Build time benckmarks

Instead of relying on build scans alone, we decided to create build time benchmarks for our Android applications to measure whether we make progress into the right direction. These benchmarks are optimized for reproducible and reliable numbers, e.g. we run builds in offline mode and use a prefetched artifact cache. They don’t necessarily represent the developer experience, but they also don’t need to - we have build scans for that. We use the Gradle Profiler to warm up the Gradle daemon for 4 rounds and then capture 7 measured runs. The Gradle Profiler allows us to apply incremental changes to Kotlin and Java files between runs to simulate what a developer might do locally. A typical scenario looks like this:

incremental_build_abi_change_in_account_module {
    tasks = [":module:app:assembleDebug"]

    apply-abi-change-to = "path/to/file/Java.java"
    apply-abi-change-to = "path/to/file/Kotlin.kt"

    show-build-cache-size = true
    warm-ups = 4
    gradle-args = ["--offline", "--no-build-cache"]
}

Initially, we ran those benchmarks manually once a month to measure different strategies in our development approach. But this wasn’t good enough for new use cases, such as catching tooling regressions. Since then we’ve setup a pipeline that runs the benchmarks daily on an EC2 instance and reports the benchmark results into our data backend. Our dashboard is updated every day and shows the individual benchmarks:

Benchmark Results

Since we set up the dashboard there have been improvements but also regressions that we captured.

  • On May 11th we rolled out the Android Gradle Plugin version 4.2. It fixed a bug in version 4.1 causing randomly long build times.
  • On June 18th, we converted our buildSrc directory to an included build, which caused a build time regression of 30%. Without the dashboard we likely wouldn’t have noticed, because on paper this seemed to be the better strategy.
  • On July 20 we fixed the regression caused by the included build.
  • On July 28 we adopted Gradle 7.1 and made further improvements to our Gradle plugins.

Developer machine evaluation

Having these consistent build time benchmarks not only helped us for use cases mentioned above, but also allowed us to easily evaluate the best workstation for our mobile developers and compare them fairly. We’re running into bottlenecks and thermal throttling with our MacBook Pros and wanted to test iMacs, Mac Pros, M1 Mac Minis, and EC2 cloud machines.

Benchmark Times

These results surprised us in many ways. Even though the Mac Pro comes with more cores and more RAM, the iMac with an Intel processor performs better in all of our scenarios. We tracked this down to the single core speed in a deeper investigation. The Mac Mini outperformed all other machines by a huge margin in the smaller test scenarios, but lacked the necessary RAM and number of cores for larger scenarios; therefore performing worse in them. EC2 instances are a viable alternative, but are slower than the iMac unless you pay for the expensive “large” instances.

Conclusion

There are a few lessons we learnt along our journey to capture build times.

Measure! Only because something looks better on paper it doesn’t need to perform as expected in real word scenarios. The best example is the Mac Pro.

Capturing build times is hard. Different use cases require different strategies. Build scans are awesome, but the data lags behind.

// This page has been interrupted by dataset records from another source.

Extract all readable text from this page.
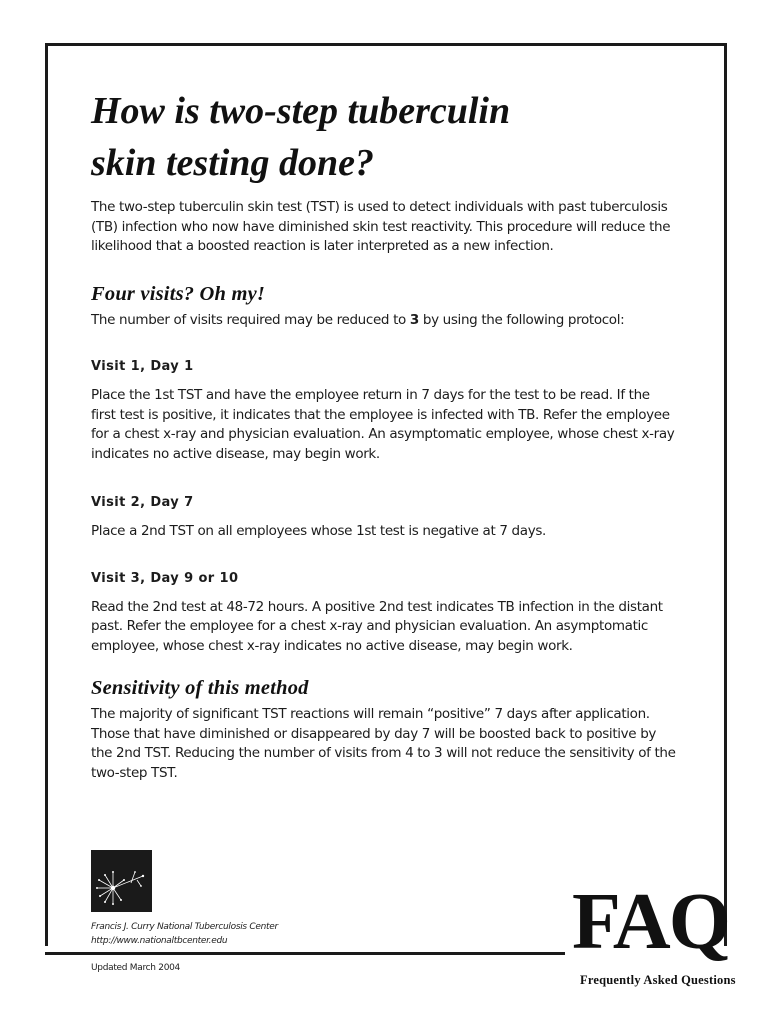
How is two-step tuberculin
skin testing done?

The two-step tuberculin skin test (TST) is used to detect individuals with past tuberculosis (TB) infection who now have diminished skin test reactivity. This procedure will reduce the likelihood that a boosted reaction is later interpreted as a new infection.

Four visits? Oh my!

The number of visits required may be reduced to 3 by using the following protocol:

Visit 1, Day 1

Place the 1st TST and have the employee return in 7 days for the test to be read. If the first test is positive, it indicates that the employee is infected with TB. Refer the employee for a chest x-ray and physician evaluation. An asymptomatic employee, whose chest x-ray indicates no active disease, may begin work.

Visit 2, Day 7

Place a 2nd TST on all employees whose 1st test is negative at 7 days.

Visit 3, Day 9 or 10

Read the 2nd test at 48-72 hours. A positive 2nd test indicates TB infection in the distant past. Refer the employee for a chest x-ray and physician evaluation. An asymptomatic employee, whose chest x-ray indicates no active disease, may begin work.

Sensitivity of this method

The majority of significant TST reactions will remain “positive” 7 days after application. Those that have diminished or disappeared by day 7 will be boosted back to positive by the 2nd TST. Reducing the number of visits from 4 to 3 will not reduce the sensitivity of the two-step TST.

Francis J. Curry National Tuberculosis Center
http://www.nationaltbcenter.edu
Updated March 2004
FAQ
Frequently Asked Questions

Be careful how you design benchmarks. Try to avoid external factors that could skew the numbers in a certain direction, such as variable network speeds or cache download times.

Measure frequently and continuously. Sometimes the smallest changes surprise you in such a large codebase where the same codepath is executed thousands of times.

As new Macs become available we’ll run our benchmark suite and make more informed decisions about the optimal developer machine. We were very excited about the performance of the M1 processor of the Mac Mini. However, our repositories come with a specific set of constraints and it isn’t a good choice for us. Newer generations of the CPU will hopefully handle the scale of our project better.

Capturing durations for the entire build and the largest targets opens up new perspectives. Measuring a few or single module build times isn’t enough. We treat our scenarios like macro-benchmarks.